NEWS

PM Bainimarama Tells: How Budget Helps Many

Mr Bainimarama said Opposition politicians, who have criticised this budget, failed to consider the importance of boosting the business sector to nurture the country’s economy and create revenue generations.
16 Aug 2020 11:03
PM Bainimarama Tells: How Budget Helps Many
Acting Police Commissioner Rusiate Tudravu (left), Prime Minister Voreqe Bainimarama (third from left) and Nayavu Chief Moave Waqaniwalu (far right) during opening of the Nayavu Community Police Post in Wainibulka on August 14, 2020. Photo: Ronald Kumar

Those labelling the 2020-2021 National Budget as a business-oriented budget fail to understand that an improved livelihood would be created from the boost in the business sector.

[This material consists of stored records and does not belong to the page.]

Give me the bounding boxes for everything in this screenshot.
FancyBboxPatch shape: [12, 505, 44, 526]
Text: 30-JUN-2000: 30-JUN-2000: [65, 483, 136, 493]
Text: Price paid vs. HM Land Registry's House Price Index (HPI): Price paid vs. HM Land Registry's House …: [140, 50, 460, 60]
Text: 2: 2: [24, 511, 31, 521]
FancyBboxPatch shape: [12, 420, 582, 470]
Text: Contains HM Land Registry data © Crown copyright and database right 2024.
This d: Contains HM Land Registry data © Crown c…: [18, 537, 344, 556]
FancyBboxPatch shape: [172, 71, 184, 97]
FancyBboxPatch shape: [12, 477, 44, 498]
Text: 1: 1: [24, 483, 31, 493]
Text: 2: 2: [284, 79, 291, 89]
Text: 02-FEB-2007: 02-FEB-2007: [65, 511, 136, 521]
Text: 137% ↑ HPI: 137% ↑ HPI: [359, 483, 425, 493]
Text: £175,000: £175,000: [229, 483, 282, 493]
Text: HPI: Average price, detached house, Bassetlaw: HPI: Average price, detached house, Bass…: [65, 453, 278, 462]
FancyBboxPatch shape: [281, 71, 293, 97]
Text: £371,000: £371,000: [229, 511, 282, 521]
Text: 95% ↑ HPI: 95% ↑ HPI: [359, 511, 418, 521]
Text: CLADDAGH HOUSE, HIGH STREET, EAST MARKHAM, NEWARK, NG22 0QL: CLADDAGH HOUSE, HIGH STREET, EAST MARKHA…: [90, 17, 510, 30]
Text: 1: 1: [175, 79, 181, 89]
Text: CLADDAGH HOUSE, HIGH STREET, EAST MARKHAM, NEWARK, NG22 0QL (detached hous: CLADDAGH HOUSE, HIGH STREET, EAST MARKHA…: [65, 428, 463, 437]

These were the sentiments shared by Prime Minister Voreqe Bainimarama during the talanoa session at the Nayavu District School, Wainibuka, Tailevu on Friday.

The talanoa session was held after Mr Bainimarama opened the Nayavu Police Post.

Mr Bainimarama said Opposition politicians, who have criticised this budget, failed to consider the importance of boosting the business sector to nurture the country’s economy and create revenue generations.

He said he was aware of the many critics labelling the budget as a business-oriented budget.

Mr Bainimarama also corrected claims on the budget allocation to construct a new office for the Office of the Prime Minister.

“The $7 million budget allocation for the construction of a new office of the Prime Minister complex is not only going benefit me, but other Prime Ministers who will take over from me in years to come,” Mr Bainimarama said.

“I am human and I am not going to live forever and that building will benefit those after me,” he said.

For social welfare assistance, he said though the decrease in assistance for some senior citizens supported under the social welfare scheme, the assistance would continue and Government would not stop the allocation.

Mr Bainimarama said his Government was looking forward to the reopening of borders between Australia, New Zealand and Fiji as the country’s tourism sector heavily depended on the two markets.